No, I'm not particularly proud of this build, but it does fit and it does work.  Let this be a lesson: deviating from the drill template can be risky!  I prefer the button to be a little farther from the edge of the case.  The result was that the board overlaps the stomp switch.  Even with a low-profile switch, I had to tilt the board.  I slipped a business card between the pots & the board to ensure isolation.  I'm still fiddling the trimpots to find the sweet spot.


----------



## temol (Sep 18, 2019)

That's why I prefer "regular" pots, with some wire (cut off resistor leads) soldered to the legs of the pot. It allows to compensate for problems like this.

T.


----------



## thedwest (Sep 18, 2019)

temol said:


> That's why I prefer "regular" pots, with some wire (cut off resistor leads) soldered to the legs of the pot. It allows to compensate for problems like this.
> 
> T.


Unrelated to the original post but since you mentioned it, I assume you could also use resistor leads when wiring a 3PDT breakout board to a PCB or anywhere else a short wire is needed?
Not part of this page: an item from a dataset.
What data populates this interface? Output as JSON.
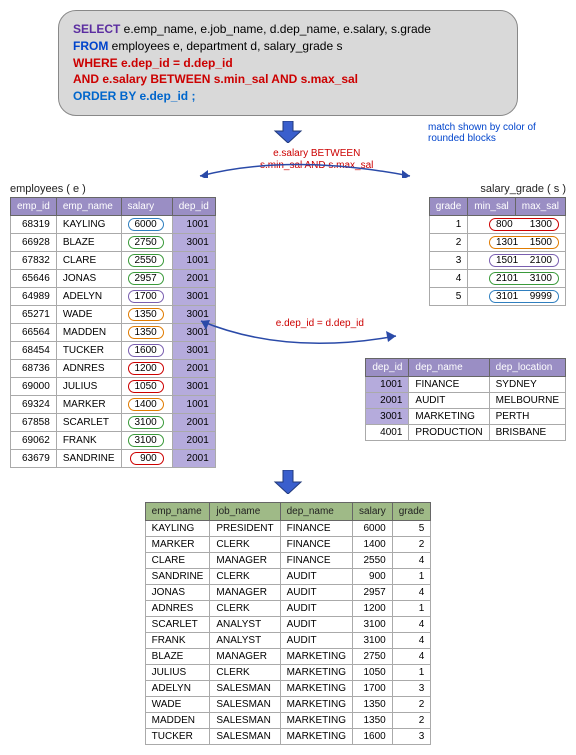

I hate cutting and stripping tiny lengths of wire and always have tons of resistor leads around.


----------



## chongmagic (Sep 18, 2019)

Have had that happen many times.


----------



## Chuck D. Bones (Sep 18, 2019)

Yup.  Just keep in mind that solid wire can only be flexed a few times before it breaks.


----------



## Gordo (Sep 18, 2019)

Nope...never made this mistake ever...


----------



## chongmagic (Sep 19, 2019)

I bought a nice silkscreened enclosure once, and had this happen. Talk about your heart sinking.


----------



## CanadianDave (Sep 20, 2019)

Chuck D. Bones said:


> No, I'm not particularly proud of this build, but it does fit and it does work.  Let this be a lesson: deviating from the drill template can be risky!  I prefer the button to be a little farther from the edge of the case.  The result was that the board overlaps the stomp switch.  Even with a low-profile switch, I had to tilt the board.  I slipped a business card between the pots & the board to ensure isolation.  I'm still fiddling the trimpots to find the sweet spot.
> 
> 
> View attachment 1467
> ...



To err is human.

You built a pedal, and it works. Good work!


----------